The secretariat attended an event on how gene editing can be implemented in modern food systems, featuring expert speakers with a background in gene editing and genetic modification research, as well as the food safety regulator and food retail industry experts. The event presented the findings of a survey that looked at the challenges around introducing foods with gene edited ingredients to the market. UKFM had participated in this survey, emphasising the need for customer assurance, transparency and regulatory alignment. The event served as a reminder of these challenges, but also of the opportunity of gene editing in allowing plant breeding to be more precise and controlled, and to help plant breeders deliver more sustainable crops that will require less inputs and be more resilient to extreme growing conditions. The secretariat will continue to engage with FSA and Defra as the Precision Breeding Bill makes its way into law, ensuring the milling industry voice is heard and members are kept informed of relevant developments.


UK Agri Food/WRAP

UKFM attended the latest UK Agri Forum meeting chaired by WRAP. These meetings are an opportunity to hear from companies developing tools and researching the most appropriate metrics to collect data for Scope 3 emissions on farms. At the meeting we heard from the Science Based targets Initiative (SBTi), from the Sustainable Food Trust that developed the ‘Global Farm Metric Framework’ and from the Green Finance Institute that spoke about “mobilising private finance for nature-friendly farming”.

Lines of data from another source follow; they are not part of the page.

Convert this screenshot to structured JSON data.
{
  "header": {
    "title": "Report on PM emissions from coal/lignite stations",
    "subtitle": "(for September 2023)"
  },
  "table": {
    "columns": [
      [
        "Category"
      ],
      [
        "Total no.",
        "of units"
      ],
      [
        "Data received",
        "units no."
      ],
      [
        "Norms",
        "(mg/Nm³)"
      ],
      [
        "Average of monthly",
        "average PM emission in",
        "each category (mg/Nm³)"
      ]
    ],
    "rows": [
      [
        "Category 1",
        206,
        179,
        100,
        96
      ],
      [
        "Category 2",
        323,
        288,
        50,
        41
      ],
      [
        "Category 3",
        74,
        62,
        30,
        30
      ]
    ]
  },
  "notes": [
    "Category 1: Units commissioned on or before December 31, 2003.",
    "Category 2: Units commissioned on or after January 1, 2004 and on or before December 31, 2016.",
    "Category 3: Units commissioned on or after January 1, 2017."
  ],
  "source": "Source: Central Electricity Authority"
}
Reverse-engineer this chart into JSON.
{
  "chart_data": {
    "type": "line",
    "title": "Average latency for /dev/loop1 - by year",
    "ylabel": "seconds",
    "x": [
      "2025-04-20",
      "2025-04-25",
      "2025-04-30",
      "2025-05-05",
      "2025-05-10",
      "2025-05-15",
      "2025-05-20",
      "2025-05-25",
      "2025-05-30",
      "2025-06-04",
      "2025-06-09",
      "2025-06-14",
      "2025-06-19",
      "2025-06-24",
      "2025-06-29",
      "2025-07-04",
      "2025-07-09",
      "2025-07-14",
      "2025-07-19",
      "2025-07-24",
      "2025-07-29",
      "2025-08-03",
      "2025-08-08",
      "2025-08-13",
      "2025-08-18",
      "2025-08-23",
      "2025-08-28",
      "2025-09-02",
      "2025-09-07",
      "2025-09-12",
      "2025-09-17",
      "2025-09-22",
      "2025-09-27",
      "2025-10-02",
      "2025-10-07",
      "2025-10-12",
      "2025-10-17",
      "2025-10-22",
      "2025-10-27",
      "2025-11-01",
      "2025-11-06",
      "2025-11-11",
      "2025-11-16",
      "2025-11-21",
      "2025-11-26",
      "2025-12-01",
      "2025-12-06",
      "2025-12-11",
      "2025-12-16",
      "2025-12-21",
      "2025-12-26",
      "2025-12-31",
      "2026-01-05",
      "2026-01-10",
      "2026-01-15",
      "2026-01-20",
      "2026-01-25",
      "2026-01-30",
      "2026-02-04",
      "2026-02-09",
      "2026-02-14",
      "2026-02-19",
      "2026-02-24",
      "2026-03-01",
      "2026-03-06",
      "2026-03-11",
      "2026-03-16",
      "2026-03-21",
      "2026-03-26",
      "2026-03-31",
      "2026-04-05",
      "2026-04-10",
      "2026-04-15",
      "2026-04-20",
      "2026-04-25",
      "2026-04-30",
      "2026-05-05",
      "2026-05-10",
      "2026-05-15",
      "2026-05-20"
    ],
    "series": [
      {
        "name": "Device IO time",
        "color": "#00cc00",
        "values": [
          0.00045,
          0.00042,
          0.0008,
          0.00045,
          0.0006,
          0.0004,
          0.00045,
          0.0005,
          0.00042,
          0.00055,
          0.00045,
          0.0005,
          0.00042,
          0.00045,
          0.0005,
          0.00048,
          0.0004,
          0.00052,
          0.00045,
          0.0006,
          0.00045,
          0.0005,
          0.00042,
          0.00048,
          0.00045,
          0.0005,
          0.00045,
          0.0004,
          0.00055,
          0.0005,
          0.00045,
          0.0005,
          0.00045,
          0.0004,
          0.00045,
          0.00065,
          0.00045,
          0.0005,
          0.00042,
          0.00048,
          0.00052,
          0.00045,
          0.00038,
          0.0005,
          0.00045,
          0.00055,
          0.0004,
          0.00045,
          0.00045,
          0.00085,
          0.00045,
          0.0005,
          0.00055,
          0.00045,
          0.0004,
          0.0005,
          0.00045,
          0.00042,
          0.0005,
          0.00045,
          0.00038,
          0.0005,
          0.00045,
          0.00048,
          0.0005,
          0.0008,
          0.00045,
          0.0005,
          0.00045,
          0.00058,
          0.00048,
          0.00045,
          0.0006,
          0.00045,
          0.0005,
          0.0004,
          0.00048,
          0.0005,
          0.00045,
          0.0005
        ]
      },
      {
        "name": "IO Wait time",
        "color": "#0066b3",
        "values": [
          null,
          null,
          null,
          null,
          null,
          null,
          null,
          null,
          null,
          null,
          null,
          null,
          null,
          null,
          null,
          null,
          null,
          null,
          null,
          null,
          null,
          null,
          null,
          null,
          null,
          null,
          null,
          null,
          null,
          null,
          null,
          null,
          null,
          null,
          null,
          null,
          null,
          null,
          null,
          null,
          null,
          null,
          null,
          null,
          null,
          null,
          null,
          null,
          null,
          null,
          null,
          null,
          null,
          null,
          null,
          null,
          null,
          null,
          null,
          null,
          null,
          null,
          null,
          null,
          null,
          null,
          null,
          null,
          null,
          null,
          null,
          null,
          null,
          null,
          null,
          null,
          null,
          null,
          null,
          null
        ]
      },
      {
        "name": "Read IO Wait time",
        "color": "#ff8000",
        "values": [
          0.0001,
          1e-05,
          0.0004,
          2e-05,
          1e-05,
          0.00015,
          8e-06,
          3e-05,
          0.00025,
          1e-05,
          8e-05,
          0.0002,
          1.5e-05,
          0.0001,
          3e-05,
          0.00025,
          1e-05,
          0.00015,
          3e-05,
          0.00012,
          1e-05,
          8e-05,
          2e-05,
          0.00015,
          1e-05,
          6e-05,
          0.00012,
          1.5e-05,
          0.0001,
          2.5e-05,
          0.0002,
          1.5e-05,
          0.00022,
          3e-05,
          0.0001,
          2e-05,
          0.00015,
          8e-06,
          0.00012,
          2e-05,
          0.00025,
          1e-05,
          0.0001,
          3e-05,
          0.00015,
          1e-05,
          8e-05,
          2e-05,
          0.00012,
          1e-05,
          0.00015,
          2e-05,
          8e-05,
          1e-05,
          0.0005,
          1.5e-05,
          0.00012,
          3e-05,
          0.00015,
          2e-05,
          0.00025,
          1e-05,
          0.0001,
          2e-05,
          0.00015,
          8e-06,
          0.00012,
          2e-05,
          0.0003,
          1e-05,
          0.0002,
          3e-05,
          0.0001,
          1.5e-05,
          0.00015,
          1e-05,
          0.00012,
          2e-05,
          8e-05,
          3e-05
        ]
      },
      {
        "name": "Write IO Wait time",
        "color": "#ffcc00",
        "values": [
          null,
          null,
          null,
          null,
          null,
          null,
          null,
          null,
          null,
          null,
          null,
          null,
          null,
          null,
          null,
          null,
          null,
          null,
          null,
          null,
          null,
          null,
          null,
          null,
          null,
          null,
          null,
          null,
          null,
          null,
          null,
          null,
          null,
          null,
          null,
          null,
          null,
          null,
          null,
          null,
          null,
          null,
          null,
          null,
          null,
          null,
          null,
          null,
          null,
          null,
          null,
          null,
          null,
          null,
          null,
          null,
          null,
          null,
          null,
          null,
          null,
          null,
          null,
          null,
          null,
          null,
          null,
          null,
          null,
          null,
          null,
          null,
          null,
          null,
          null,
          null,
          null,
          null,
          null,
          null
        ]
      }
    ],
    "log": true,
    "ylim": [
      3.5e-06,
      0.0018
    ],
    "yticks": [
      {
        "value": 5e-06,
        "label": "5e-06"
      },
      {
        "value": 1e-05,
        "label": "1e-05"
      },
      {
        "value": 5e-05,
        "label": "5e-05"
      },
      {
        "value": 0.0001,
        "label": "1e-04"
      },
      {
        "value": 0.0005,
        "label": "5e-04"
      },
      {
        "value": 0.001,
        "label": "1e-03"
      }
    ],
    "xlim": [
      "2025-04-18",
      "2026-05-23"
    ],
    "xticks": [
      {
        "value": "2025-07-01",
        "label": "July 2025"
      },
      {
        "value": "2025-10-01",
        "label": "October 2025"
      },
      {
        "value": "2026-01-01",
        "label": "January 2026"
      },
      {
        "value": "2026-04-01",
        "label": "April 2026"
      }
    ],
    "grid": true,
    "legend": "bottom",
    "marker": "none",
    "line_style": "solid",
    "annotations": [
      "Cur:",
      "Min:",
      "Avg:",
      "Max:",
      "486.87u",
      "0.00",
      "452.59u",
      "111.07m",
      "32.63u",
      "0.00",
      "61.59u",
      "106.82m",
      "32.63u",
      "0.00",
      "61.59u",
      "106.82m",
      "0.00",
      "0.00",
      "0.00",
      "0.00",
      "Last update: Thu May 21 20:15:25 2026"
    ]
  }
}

APPG: Food and drink supply chain

UKFM participates in several All-Party Parliamentary groups which bring together MPs and members of the House of Lords with business and other stakeholders. These include groups on Food and Health, Science and Technology in Agriculture, Food, and the Food and Drink Supply Chain. The last of these met on 18th January with the Minister for Food and farming to explore energy issues in the Food and drink Sector. This meeting provided an opportunity to reinforce at a political level arguments that were already being made with civil servants.


Fertiliser task force

UKFM is a member of the small task force that is convened by DEFRA ministers to help ensure a consistent supply of fertiliser to UK farms; this dovetails with our other work supporting third parties such as ADAS and AHDB in looking at the economic benefits of applying fertiliser even when prices are relatively high. We continued to remind the chain of the flour milling industry’s requirements and that with the current bread wheat premium of around £60 per tonne grain markets offer an excellent return to growers who meet our protein specifications. DEFRA ministers are aware of the strategic importance of this issue for resilience in the country’s food supply, and it’s linkage with the supply of carbon dioxide and nitric acid which also have critical uses in the food chain.